The US auto industry should be taking a victory lap: 2015 was a record sales year and profits continue to roll in.
Cheap gas is driving sales of SUVs – leading to fat profits for the Detroit Big Three – General Motors, Ford, and Fiat Chrysler Automobiles.
Credit is abundant, meaning that it isn’t difficult to finance a new or used car, or get a lease.
The job market is solid, so people need cars to get to work.
And the average age of a car or truck on US roads is over 11 years. In other words there are historic levels of pent-up-demand.
GM and FCA have already reported first-quarter numbers and they were great: GM netted $2.7 billion globally, $600 million more than the same period last year; FCA made $1.38 billion in North America, almost twice what it managed in Q1 2015, and worldwide it notched a $539-million profit. Ford will wrap things up with its earnings report on Thursday, and analysts except it to double the $0.23 it brought in last year.
Ford and GM are aiming for yearly margins in the 10% ballpark, while FCA is shooting for slightly less than that, but at the same time reducing debt, to the point where the company will be “sitting on cash” in a few years,” according to CEO Sergio Marchionne.
Record sales, steady profits, money in the bank, and a US auto market whose fundamentals suggest prosperity for at least a few more years. On top of it all, the financial crisis forced the Big Three to get lean, so both Ford and GM can break even if the market craters to a 10-million annual sales pace.
Where’s the love?
So naturally, auto stocks are going … nowhere.
Here’s the last year, in one chart, for the Big Three. I added Tesla so you can see what a stock that Wall Street is more excited about has performed (it’s been all over the place, swooning and recovering on a regular basis).
As you can see, the Big Three have been flat, flat, flat – or modestly declining after being flat (that big drop for FCA was the Ferrari IPO, which sucked significant market cap out of the automaker).
- Screenshot via Google Finance
The new argument for flat auto stocks is that the market in the US has “peaked” and has no more room to grow, which means that the Big Three will resort to their old ways, frittering away profits to maintain market share and pushing slow-selling cars in to “fleet” sales to rental agencies.
But that isn’t happening, at least not entirely.
GM has already slashed fleet sales this year, incentive spending has edged up in some cases, but so have average transaction prices. The most profitable vehicles continue to be the most popular, and the industry for the most part is running at full capacity in the US – and maintaining good discipline about not adding a lot of new capacity.

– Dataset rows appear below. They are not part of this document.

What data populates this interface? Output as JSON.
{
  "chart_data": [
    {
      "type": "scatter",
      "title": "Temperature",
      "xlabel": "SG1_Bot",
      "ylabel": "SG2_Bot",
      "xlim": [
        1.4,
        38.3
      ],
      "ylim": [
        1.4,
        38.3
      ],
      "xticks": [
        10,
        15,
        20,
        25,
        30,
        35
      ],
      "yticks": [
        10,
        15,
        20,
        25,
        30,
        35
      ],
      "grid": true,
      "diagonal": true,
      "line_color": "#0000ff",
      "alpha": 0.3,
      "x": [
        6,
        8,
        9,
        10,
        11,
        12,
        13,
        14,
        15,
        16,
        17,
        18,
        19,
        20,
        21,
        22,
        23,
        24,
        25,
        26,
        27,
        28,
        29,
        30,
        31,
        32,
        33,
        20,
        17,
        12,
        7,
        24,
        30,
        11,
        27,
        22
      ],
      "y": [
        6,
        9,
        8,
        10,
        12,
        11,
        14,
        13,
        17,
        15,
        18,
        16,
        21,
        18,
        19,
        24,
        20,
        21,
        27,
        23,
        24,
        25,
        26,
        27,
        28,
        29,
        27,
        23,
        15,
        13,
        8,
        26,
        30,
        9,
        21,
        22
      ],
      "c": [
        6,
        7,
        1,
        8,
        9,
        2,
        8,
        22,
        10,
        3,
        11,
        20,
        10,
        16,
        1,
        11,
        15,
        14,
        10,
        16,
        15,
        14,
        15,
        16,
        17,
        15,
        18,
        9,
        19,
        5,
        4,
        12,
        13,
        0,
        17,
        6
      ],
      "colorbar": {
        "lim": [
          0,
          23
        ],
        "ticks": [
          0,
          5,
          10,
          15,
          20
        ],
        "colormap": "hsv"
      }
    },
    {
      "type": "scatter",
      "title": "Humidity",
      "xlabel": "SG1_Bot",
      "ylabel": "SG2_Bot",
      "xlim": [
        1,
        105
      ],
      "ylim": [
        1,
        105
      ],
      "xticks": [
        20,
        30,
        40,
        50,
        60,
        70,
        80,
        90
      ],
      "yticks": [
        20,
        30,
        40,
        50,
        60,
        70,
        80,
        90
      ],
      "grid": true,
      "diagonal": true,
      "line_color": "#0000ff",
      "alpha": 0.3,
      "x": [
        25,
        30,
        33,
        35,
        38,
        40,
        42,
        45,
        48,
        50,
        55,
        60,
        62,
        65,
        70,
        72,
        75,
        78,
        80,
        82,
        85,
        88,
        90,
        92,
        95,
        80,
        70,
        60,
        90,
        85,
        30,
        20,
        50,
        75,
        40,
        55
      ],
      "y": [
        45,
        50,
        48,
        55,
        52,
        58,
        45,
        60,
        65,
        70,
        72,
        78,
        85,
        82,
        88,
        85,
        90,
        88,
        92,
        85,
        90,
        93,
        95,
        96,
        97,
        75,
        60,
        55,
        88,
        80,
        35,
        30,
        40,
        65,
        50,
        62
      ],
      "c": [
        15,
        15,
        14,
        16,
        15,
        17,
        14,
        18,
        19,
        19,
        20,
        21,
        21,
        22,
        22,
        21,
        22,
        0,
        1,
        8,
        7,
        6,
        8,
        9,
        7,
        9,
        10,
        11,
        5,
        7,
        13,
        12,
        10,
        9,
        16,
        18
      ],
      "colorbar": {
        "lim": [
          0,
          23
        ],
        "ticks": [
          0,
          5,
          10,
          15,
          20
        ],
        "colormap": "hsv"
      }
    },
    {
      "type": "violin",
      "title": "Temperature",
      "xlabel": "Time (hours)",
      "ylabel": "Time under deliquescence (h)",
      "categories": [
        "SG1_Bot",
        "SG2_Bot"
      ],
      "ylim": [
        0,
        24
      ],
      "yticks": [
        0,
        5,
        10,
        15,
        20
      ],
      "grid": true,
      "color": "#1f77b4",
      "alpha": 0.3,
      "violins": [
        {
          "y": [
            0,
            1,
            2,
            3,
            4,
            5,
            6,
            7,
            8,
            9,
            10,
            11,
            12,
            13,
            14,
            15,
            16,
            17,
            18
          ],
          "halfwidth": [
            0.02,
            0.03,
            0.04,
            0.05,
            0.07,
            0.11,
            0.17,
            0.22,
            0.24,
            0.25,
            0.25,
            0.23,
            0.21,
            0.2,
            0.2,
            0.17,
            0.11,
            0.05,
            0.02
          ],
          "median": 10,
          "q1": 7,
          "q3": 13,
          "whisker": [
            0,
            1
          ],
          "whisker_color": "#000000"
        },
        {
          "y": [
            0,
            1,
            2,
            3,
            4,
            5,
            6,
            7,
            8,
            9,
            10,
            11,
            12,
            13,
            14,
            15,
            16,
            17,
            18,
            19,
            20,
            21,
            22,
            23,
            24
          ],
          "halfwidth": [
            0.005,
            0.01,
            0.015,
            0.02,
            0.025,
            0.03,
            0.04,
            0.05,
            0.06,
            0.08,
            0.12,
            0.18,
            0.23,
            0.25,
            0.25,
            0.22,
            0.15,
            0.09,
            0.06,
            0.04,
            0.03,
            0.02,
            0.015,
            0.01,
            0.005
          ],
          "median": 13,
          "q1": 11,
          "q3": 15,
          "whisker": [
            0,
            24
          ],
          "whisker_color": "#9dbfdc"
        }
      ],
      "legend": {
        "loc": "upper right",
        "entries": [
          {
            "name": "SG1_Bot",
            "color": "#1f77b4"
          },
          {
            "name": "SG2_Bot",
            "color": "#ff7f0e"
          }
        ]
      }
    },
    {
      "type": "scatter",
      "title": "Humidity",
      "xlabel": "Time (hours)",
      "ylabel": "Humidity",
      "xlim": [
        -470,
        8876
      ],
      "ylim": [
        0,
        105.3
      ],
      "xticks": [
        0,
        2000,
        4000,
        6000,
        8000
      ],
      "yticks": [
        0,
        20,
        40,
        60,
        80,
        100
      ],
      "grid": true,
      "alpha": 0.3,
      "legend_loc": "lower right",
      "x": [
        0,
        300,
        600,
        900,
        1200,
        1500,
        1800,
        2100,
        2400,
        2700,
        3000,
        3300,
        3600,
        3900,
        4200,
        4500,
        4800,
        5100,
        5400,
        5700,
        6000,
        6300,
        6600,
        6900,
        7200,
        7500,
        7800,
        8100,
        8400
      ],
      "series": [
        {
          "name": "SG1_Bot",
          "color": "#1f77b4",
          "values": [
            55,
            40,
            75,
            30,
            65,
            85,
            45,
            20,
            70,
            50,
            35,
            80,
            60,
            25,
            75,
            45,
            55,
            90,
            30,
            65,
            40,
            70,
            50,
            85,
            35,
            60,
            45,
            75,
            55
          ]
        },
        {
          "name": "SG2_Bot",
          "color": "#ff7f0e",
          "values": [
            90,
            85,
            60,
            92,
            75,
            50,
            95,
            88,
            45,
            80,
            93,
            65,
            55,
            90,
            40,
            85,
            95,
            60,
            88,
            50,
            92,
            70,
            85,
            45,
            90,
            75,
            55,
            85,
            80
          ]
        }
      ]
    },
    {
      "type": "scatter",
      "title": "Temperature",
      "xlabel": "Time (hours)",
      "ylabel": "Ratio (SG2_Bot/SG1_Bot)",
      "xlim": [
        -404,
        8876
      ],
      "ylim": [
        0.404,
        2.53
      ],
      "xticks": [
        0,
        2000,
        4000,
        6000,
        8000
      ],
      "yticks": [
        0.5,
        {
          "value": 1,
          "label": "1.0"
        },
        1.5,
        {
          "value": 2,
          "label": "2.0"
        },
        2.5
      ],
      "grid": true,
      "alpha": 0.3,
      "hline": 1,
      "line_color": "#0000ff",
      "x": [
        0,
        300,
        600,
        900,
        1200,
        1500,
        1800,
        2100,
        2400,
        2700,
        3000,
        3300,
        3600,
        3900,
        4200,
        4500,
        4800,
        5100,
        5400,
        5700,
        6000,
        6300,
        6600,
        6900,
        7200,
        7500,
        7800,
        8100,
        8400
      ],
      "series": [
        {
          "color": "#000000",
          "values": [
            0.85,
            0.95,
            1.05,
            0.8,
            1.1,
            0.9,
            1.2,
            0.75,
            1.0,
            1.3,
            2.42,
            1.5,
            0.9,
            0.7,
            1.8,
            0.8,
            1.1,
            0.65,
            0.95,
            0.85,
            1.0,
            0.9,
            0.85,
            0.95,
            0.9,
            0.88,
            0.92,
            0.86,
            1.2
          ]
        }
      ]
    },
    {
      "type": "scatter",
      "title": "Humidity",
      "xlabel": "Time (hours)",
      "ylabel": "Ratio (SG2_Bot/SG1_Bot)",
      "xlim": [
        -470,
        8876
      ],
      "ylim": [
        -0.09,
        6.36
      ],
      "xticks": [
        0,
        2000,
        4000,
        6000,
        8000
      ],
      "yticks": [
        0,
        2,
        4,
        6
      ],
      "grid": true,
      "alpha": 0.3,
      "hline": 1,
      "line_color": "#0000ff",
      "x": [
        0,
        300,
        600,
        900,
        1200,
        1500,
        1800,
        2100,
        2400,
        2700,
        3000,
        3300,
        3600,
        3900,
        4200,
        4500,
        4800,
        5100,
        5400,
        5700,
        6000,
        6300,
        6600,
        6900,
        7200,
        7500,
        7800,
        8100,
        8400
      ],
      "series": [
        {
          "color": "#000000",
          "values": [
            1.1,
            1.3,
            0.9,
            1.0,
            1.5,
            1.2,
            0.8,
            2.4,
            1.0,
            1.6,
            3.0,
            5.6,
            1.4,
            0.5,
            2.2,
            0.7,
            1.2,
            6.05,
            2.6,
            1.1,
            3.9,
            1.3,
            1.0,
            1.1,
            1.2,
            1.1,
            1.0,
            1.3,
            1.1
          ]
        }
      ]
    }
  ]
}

Executives I’ve spoken with in the industry have addressed the stock-price issue; a typical response is that “we need to show Wall Street that we can deliver growth and not complain that investors don’t get it.”
That’s a fantastic attitude, but now that much of the growth is in the rear-view mirror – the market could climb above 18 million in the US, but probably not much beyond that – the auto industry would be justified in asking how investors could have missed out on a run from a 10-million unit market to one that topped 17 million: a 70% increase.
- Thomson Reuters
But given how strong the market has been – and how minimal the China slowdown and the crisis and Latin America and the implosion of the Russian market have all been in terms of impact – you could be forgiven for wondering why these stocks aren’t riding higher.
A possible explanation is that the auto industry now gets credit only for yielding healthy and steady dividends, and not screwing things up. Ford and GM are paying investors roughly 5% of the stock price – and for some folks, that’s an acceptable low-risk return. If that’s the case, then the best thing for auto execs to do now is let Wall Street spin its wheels, while Detroit’s epic run goes on. But that doesn’t mean a continued strong US car market – and some timely recoveries in down markets around the world – doesn’t have the potential to change investor attitudes in the future.